Contrary to what most British tabloid newspapers would lead to you believe, it is possible to be British and a Europhile. I love Germany almost as much as I love Christmas and I even chose my university degree based on Christmas market options. (I opted to spend a winter semester in Bavaria and my dissertation was fuelled by mulled wine).
I’m off to Barcelona in December, but I do hope to squeeze in a Christmas market or two in the meantime. Yes, I love Germany, but I’m just as fond of the markets in Belgium and I hear Poland is equally enchanting.
Get it right and Christmas markets offer magical memories for a lifetime. Get it wrong however, and you’ll be bah humbugging over your frostbite from your overpriced hotel room.
If you’re planning a festive market trip, here are my top tips:
- Think small. People tend to choose the largest, most famous German Christmas markets, but I actually found these the least enjoyable. Crowds can get so busy it feels as if you’re stuck on a conveyor belt with no emergency stop button. Visiting a few markets over a couple of days in smaller German cities or other European towns is so much smarter. The Liege market in Belgium is a personal favourite and celebrates its 30th anniversary this year.
- Avoid weekend evenings. Cruise ships dock around early evening and the crowds descend shortly afterwards. Weekdays tend to be a lot quieter, but do check in advance – some close on Mondays or other days of the week.
- Wrap up warm. German winters tend to be colder than ours. In Berlin I underestimated the chill and ended up wearing three coats. ‘Would you like onion on your veggie sausage, Fraulein? Oh no, you already are one….’
- For the children. Some markets offer children’s themed activities, so check at your hotel. I lived in Munich and its Weihnachtsdorf (Christmas market) in the Kaiserhof Residenz courtyard with St Nikolaus, magical fairies and Christmas elves is really magical.
- Toilet stop. Keep some coins to spare if you need to use the services of a local cafe or restaurant. Even if you’re dining in a respectable establishment, you will often still need to pay 20 or 50 euro cents, even just to change a nappy. Don’t bother arguing that you’re going to spend hundreds on just a few sausages, you’ll be taken for a Scrooge and will leave with an empty stomach (and a full bladder).

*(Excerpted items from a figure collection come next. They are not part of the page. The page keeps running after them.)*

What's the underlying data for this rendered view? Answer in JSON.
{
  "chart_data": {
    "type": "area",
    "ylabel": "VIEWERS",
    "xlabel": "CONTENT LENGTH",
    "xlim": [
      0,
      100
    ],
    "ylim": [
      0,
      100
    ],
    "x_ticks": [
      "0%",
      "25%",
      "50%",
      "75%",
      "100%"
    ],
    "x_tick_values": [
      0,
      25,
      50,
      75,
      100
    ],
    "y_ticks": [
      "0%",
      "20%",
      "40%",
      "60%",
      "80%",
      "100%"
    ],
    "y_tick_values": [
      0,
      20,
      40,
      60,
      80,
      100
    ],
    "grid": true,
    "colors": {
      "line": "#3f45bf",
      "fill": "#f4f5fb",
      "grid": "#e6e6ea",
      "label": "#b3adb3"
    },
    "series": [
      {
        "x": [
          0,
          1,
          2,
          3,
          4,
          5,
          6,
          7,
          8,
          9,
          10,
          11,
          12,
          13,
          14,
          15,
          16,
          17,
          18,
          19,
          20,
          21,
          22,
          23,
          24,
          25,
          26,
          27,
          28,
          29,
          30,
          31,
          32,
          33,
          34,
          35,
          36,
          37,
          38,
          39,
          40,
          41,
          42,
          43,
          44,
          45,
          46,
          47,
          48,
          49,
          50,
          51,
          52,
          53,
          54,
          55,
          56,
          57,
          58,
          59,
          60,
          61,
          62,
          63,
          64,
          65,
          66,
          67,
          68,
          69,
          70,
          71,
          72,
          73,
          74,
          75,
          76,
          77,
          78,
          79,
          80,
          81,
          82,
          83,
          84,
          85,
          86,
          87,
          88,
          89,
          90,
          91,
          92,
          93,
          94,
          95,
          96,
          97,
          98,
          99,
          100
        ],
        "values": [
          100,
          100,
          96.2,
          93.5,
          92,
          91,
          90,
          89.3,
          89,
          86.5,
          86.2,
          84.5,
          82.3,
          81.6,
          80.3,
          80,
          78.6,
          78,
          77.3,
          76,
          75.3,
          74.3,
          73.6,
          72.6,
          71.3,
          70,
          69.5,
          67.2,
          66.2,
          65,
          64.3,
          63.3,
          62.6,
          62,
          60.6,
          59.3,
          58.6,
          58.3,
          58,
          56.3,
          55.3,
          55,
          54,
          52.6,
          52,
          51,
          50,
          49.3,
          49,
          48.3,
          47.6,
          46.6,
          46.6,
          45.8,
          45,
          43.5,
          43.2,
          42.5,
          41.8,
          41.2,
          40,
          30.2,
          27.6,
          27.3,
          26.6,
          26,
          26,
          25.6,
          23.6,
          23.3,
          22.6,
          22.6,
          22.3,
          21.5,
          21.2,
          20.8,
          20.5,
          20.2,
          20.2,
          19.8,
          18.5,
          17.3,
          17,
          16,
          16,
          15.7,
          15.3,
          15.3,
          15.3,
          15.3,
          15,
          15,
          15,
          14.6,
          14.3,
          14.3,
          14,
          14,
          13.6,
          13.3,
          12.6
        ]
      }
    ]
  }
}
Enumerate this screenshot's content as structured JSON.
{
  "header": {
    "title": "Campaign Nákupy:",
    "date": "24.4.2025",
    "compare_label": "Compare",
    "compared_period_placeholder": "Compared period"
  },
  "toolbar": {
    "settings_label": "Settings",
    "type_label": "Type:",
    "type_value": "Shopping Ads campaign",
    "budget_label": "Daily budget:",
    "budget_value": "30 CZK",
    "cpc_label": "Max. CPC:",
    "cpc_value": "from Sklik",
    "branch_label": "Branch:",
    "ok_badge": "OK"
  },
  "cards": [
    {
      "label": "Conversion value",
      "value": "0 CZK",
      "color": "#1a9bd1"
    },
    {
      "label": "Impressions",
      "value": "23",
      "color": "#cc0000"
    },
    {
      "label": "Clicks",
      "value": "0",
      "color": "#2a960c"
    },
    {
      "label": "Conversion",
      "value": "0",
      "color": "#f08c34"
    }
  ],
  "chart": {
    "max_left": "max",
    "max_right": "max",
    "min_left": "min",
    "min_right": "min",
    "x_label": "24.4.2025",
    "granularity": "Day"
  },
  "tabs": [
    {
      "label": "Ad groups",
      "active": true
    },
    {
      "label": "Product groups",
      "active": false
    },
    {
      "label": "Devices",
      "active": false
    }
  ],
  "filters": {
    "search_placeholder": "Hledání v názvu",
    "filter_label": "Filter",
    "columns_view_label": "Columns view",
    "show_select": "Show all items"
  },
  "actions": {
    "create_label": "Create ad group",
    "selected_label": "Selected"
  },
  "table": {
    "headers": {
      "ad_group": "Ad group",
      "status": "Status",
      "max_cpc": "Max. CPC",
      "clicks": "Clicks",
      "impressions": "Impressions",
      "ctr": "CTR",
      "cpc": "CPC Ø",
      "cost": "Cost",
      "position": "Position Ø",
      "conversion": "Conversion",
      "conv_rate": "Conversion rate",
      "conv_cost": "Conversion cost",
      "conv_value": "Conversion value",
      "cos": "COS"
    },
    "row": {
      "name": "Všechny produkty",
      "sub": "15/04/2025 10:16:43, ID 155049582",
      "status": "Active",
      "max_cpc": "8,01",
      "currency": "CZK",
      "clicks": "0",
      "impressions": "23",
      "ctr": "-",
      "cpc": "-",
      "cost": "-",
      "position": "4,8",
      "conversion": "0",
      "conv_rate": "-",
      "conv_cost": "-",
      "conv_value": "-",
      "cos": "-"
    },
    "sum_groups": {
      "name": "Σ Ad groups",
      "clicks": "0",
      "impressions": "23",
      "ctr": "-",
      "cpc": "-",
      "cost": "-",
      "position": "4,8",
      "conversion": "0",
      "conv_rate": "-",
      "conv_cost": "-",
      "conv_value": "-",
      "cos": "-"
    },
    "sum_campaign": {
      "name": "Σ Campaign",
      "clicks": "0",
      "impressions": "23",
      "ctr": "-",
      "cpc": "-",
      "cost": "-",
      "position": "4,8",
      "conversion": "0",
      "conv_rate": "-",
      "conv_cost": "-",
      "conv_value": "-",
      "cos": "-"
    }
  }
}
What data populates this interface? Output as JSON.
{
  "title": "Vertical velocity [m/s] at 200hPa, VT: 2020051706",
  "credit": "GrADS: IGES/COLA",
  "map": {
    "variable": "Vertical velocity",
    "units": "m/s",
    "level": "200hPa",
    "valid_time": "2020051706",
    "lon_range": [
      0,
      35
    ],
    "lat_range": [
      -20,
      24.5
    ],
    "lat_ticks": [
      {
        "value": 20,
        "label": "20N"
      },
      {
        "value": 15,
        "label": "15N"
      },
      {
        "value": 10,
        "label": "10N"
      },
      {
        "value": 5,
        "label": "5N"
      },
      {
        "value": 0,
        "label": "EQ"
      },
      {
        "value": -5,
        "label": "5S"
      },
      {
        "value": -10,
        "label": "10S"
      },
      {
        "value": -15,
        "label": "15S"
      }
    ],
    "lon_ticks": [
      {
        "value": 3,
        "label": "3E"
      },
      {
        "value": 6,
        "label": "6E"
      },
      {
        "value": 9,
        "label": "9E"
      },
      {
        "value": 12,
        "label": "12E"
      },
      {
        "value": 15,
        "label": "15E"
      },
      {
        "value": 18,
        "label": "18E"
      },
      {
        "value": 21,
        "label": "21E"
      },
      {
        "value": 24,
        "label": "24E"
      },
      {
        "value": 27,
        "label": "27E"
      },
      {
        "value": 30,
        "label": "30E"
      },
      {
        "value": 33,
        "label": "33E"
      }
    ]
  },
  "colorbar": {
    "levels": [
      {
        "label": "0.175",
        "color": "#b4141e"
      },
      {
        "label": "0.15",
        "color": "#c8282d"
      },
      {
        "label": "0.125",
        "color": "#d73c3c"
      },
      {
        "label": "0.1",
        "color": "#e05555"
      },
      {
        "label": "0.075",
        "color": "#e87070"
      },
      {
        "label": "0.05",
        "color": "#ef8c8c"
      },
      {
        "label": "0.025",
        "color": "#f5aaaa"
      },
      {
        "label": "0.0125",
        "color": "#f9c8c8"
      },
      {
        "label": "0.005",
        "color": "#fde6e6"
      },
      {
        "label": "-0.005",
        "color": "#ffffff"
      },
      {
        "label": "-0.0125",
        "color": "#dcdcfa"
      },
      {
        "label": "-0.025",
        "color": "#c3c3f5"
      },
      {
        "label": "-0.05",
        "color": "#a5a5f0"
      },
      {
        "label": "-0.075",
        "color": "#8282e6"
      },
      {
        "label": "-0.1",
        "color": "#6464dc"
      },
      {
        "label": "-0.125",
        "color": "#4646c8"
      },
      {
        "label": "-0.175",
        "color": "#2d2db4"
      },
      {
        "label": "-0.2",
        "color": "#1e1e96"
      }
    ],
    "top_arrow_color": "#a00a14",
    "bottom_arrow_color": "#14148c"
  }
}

- Special diets. Christmas markets are a veritable heaven for carnivores, but speaking from experience vegan and even vegetarian options tend to be rather limited. The Viktualienmarkt in Munich offers some fantastic treats for all types of diets, in for other cities it might be worth eating before you go and keeping market time as a feast for the eyes.
- Glühwein dos and don’ts. Glühwein (mulled wine) is generally served in earthenware mugs for which you pay a deposit (‘Pfand’). For the kids go for ‘Kinderpunsch’ (children’s punch), but beware the sugar content – a calming nightcap this is not. For adults in need of a kick, add a ‘Schuss’ (shot) of whisky or other liquor. In my book, it’s totally acceptable to dunk a ‘Lebkuchen’ (gingerbread biscuit). If you’re not a fan of sickly sweet mulled wines, most cities offer their own local ale. ‘Augustiner’ can only be found within Bavaria and even a beerphobe like me must admit it’s rather good. And perhaps I’m just a fool, but I didn’t realise the glühwein was quite so alcoholic. Like most wine, it’s around the 8-13% mark. When you’re so cold and the wine is so sweet and warming, it can be easy to forget. Until the following day.
- Book now. Hotels get booked up well in advance and smaller, family run hotels often close in the run up to Christmas. Consider Airbnb or a house swap if you’re coming as a family and need more space. If you’re staying out of town, check if hotel transfers are running as normal – sometimes roads are closed off for the whole month.
- Beware of pickpockets. Don’t get hung up on security, but bear in mind that foreign tourists with cash are easy pickings for thieves. I’ve had friends lose mobile phones, cash and handbags as the holiday spirit and mulled wine kick in.
- Leave the clutter. Yes that snowy scene trinket looks so adorable in that mulled wine / local ale holiday haze, but chances are it’ll be overpriced and detested the moment you get home. In my book, Christmas markets are for food, fun and family time.